By The Bakken Magazine Staff | January 16, 2015

The season for announcing 2015 budget and operations plans is upon us, and although a handful of exploration and production firms linked to the Bakken have offered some form of guidance, many have said 2015 announcements will not come until the end of the first quarter. Marathon Oil and Whiting Petroleum, both major Bakken players, have said they will wait to offer 2015 guidance. Others however, have already given a snapshot of how the low crude price environment will impact operations and spending this year.

ConocoPhillips will spend $13.5 billion this year, a decrease of roughly 20 percent from 2014. The oil majors focus on unconventional resources will continue to target the Eagle Ford and Bakken, with spending reaching roughly $6.5 billion.

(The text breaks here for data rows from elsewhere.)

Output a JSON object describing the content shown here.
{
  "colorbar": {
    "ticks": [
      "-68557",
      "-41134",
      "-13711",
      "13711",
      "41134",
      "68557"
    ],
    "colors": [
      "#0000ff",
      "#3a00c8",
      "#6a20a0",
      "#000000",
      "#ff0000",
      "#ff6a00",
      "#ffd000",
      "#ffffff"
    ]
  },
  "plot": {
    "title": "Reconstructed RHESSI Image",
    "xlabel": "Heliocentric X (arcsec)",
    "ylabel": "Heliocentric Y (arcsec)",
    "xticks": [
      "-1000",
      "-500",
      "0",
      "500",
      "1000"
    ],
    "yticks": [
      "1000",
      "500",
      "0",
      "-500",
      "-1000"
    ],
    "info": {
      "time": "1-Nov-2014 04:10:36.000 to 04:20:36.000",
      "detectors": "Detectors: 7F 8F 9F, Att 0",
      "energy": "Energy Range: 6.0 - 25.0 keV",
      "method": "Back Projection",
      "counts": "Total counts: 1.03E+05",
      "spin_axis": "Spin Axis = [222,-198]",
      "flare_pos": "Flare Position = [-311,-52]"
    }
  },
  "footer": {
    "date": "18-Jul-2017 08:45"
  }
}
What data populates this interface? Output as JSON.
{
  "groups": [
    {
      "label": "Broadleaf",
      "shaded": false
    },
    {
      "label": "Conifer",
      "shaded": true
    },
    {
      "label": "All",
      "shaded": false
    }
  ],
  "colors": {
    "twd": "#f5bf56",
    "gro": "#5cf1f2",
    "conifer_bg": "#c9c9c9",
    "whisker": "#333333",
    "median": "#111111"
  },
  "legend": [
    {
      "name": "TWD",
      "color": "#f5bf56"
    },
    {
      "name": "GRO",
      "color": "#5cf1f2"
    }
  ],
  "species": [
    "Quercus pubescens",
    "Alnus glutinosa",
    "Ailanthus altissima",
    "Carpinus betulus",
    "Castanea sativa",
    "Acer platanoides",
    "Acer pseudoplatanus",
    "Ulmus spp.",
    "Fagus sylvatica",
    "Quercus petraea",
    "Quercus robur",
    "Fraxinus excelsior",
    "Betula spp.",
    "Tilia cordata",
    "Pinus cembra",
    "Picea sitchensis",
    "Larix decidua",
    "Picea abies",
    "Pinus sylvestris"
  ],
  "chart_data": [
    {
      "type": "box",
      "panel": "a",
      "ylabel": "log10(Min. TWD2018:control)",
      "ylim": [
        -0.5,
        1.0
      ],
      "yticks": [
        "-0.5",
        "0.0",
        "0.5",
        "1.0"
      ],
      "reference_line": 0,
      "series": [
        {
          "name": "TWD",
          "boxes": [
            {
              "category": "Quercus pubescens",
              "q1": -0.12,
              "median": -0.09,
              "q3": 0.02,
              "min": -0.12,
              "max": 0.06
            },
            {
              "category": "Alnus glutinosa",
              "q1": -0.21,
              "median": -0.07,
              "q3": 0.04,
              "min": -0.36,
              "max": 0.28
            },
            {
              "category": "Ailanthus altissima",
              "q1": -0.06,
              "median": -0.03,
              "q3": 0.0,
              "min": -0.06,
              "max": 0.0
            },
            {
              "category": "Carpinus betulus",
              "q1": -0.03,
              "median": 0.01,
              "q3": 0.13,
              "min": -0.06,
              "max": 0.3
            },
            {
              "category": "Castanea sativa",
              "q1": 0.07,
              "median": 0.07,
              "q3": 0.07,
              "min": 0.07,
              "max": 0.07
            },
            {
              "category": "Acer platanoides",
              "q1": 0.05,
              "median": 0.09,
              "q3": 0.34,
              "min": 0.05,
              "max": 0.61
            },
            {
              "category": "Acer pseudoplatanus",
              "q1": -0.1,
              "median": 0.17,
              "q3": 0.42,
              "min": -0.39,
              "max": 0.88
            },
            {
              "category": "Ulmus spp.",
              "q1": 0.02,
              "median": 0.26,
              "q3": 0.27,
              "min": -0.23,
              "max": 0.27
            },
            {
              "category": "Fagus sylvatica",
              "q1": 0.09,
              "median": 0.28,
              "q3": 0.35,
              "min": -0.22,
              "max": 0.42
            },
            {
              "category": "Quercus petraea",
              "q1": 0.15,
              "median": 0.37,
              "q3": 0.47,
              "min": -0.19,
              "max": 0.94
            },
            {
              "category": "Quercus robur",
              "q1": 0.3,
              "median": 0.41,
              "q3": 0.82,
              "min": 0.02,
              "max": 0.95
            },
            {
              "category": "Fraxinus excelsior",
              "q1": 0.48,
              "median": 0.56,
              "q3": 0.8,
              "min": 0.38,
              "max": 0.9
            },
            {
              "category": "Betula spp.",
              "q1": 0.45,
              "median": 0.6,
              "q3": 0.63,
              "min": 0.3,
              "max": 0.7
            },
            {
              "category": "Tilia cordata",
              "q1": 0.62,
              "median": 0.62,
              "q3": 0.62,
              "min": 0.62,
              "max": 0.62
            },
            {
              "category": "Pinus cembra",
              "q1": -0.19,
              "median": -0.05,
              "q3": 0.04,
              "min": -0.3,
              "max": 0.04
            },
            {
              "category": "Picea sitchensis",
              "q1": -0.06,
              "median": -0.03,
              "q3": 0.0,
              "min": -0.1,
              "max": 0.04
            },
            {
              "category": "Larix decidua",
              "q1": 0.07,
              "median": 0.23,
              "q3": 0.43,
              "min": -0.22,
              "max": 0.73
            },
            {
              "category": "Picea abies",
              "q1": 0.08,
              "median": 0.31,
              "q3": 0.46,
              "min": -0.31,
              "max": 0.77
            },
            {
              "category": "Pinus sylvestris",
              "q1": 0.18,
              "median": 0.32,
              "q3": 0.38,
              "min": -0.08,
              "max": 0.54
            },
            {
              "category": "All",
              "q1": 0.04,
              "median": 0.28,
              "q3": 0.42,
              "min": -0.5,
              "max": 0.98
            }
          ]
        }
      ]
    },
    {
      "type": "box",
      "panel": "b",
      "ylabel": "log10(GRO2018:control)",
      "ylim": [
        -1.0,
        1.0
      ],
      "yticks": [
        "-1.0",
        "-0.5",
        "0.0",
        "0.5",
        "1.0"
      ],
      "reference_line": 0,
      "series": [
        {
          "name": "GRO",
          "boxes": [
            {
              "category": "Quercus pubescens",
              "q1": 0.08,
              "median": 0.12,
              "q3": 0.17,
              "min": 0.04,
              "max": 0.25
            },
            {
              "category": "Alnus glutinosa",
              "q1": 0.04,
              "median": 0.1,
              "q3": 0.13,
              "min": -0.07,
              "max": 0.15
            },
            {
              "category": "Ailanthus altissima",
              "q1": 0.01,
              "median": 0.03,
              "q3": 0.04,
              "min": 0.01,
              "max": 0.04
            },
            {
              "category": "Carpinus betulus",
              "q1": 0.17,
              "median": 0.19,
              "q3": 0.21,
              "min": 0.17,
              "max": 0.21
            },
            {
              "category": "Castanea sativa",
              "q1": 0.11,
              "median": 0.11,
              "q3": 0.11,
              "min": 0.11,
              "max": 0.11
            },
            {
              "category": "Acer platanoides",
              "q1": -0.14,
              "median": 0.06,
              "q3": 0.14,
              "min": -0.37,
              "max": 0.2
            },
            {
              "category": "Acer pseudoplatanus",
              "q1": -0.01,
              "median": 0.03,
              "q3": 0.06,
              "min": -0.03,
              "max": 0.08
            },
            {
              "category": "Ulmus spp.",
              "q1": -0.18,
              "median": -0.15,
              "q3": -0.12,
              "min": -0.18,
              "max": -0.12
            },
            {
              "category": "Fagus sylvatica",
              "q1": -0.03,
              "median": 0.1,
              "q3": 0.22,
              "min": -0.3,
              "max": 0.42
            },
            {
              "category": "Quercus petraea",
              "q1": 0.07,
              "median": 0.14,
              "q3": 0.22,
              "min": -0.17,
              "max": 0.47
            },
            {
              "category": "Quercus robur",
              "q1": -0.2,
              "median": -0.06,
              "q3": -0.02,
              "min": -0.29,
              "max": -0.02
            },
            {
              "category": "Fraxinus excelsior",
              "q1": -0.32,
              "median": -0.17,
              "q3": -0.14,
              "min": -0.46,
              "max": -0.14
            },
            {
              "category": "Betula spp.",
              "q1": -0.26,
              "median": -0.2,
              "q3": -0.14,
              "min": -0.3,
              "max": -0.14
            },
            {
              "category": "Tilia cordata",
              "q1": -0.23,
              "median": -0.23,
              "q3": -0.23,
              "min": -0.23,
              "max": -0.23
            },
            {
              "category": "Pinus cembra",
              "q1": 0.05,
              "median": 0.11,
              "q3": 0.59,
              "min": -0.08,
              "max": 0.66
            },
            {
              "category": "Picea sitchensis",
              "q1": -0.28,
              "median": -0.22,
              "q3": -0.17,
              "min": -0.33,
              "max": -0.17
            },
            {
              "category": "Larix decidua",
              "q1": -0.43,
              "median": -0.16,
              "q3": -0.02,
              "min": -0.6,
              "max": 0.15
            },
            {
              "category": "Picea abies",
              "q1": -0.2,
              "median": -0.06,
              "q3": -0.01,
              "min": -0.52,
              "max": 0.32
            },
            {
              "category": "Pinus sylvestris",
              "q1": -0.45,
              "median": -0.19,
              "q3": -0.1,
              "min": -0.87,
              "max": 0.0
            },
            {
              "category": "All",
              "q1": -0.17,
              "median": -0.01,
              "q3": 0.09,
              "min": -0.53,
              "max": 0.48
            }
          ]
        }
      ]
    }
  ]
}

Of the company’s total 2015 budget not set for unconventionals, $1.9 billion will be spent on base maintenance and corporate expenditures, $4.8 billion on sanctioned projects in Australia, Alaska, Europe and Malaysia, and $1.8 billion toward exploration and production appraisal programs. The decrease in spending was due, in part to the absence of investment needed for projects set for completion, along with low crude prices.

QEP Resources has said it will focus on four major shale basins in 2015, including the Williston Basin, Permian Basin, Pinedale and Uinta basins. Richard Doleshak, executive vice president and chief financial officer for QEP, told investors at the end of 2014 that the firm has a good story to tell in spite of $60 crude oil.

Continental Resources has already offered its 2015 budget plans. Despite a budget reduction revision issued at the end of the year, Continental Resources will invest roughly $1.5 billion in its Bakken operations for the year. Intially, the company intended to invest $2.5 billion for the year. Continental will also run 11 rigs in its core acreage as opposed to its original plan to run 19 rigs throughout its Williston Basin acreage. The reason for its 2015 budget decrease is also directly linked to low crude prices.

No shale player has offered a more poignant update and perspective on the low crude price environment to its 2015 plans than Oasis Petroleum CEO Thomas Nusz. During a December investor presentation, Nusz addressed several topics related to low crude prices and Bakken oil production in 2015.

This year, the Williston Basin pure play exploration and production firm will focus on its held acreage in areas with the highest estimated ultimate recovery (EUR) totals. The 2015 focus areas will receive the majority of Oasis’ attention due to the present and scalable infrastructure, along with the ability of the team to perform high-intensity completions and optimize full field development strategies.

“We are in a new environment today in comparison to what we have been in during the last 12 months,” Nusz said. The current environment has caused Oasis to reduce its budget to a range of $750 million to $850 million. The company intends to run a 10-rig program instead of its current 16-plus rig operation.

Oasis will also move to its “backyard,” a term Nusz used to describe the acreage that it understands the most. That acreage will be its Indian Hills and South Cottonwood areas. Although the company is reorganizing in a specific area, Nusz added that it could still drill and complete economic wells in nearly any part of its operations. The 2015 focus area has an eight-year inventory.

Slickwater fracking, an approach Oasis and many other Bakken operators have adopted for a vast majority of wells, will cause the company to hold off on completions requiring the practice during the early winter months. The need to heat water in the winter months makes slickwater fracks more efficient and cost-effective in the summer months, he said.

The tighter focus on Indian Hills and South Cottonwood means that Oasis, like many other operators planning to focus on specific acreage blocks, can now turn its attention to infrastructure upgrades and much-needed maintenance upgrades. The low-price environment, “gives you a great opportunity to go back and optimize all of the base infrastructure that may not have gotten as much opportunity the past few years as we ramped up,” he said.